Master Lock

We can always find an inscribed circle inside a rhombus, as shown above.

The diagonals of all rhombi intersect and bisect each other at one point, which is shown as point E in the picture, making AE = EC and BE = ED . Moreover, these diagonals are perpendicular to each other, so the four triangles ABE, BEC, CED, & DEA are all congruent and have the same areas, for a rhombus has equal sides (which act as bases of these triangles) and all 3 sides of the triangles are equal. With the same areas, that means these four triangles have the same height h, and when we draw these height lines passing to point E, point E will act as a center for an inscribed circle with a radius = h. In other words, the sides of the rhombus serve as the tangents of an inscribed circle.
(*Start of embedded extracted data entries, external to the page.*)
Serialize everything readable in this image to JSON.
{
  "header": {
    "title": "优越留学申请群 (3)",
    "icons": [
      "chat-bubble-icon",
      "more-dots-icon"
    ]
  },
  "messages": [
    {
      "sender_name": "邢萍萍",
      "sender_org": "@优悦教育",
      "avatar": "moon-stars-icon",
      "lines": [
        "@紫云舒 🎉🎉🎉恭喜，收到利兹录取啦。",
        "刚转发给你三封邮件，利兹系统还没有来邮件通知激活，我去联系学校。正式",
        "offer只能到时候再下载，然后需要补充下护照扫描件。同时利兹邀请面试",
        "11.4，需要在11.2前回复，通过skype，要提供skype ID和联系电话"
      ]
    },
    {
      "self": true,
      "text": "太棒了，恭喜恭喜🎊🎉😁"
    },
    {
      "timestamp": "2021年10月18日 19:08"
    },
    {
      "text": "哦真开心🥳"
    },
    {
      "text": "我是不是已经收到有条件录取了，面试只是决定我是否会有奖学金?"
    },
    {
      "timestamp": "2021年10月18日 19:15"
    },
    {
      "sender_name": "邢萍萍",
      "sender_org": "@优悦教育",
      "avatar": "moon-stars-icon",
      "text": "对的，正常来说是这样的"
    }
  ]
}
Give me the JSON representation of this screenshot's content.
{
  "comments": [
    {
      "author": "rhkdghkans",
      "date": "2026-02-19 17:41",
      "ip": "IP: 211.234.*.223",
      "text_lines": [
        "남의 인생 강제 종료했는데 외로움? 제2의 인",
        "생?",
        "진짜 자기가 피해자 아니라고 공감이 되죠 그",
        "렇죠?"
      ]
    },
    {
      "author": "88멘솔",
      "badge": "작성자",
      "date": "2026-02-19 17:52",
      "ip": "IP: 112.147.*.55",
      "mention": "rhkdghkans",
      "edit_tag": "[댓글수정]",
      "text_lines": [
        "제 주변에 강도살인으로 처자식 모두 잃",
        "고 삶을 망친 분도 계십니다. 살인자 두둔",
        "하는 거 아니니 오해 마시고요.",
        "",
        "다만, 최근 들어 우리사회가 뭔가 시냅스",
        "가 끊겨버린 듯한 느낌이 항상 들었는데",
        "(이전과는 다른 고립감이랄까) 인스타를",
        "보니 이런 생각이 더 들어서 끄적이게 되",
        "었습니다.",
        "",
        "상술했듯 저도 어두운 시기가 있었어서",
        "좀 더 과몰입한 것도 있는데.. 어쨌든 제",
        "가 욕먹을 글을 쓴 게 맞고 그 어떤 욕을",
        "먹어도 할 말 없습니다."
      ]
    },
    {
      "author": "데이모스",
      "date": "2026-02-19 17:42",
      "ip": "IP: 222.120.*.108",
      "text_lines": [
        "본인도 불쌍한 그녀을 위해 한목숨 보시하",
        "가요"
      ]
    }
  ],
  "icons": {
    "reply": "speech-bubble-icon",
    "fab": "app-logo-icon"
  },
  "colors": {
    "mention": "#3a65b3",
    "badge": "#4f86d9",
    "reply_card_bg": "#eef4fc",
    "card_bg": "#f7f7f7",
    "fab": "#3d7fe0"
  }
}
As a result, we can always draw an inscribed circle within a rhombus.

However, a rhombus can not have a circumcircle because its two diagonals have different lengths, so when we try cycling it, the vertices of the shorter diagonal will never be able to touch the bigger circle, as shown below. Since all the rhombus vertices can't touch the circle, no circumcircles exist for any rhombus.

Opposite angles of a cyclic quadrilateral are supplementary. So rectangle and square or out. Diagonals do not bisect the angles so rectangle and ||gram all other are out except rhombus. Rhombus diagonals are angle bisectors, so will have an incircle, but opposite angles are not supplementary so no circumcircle.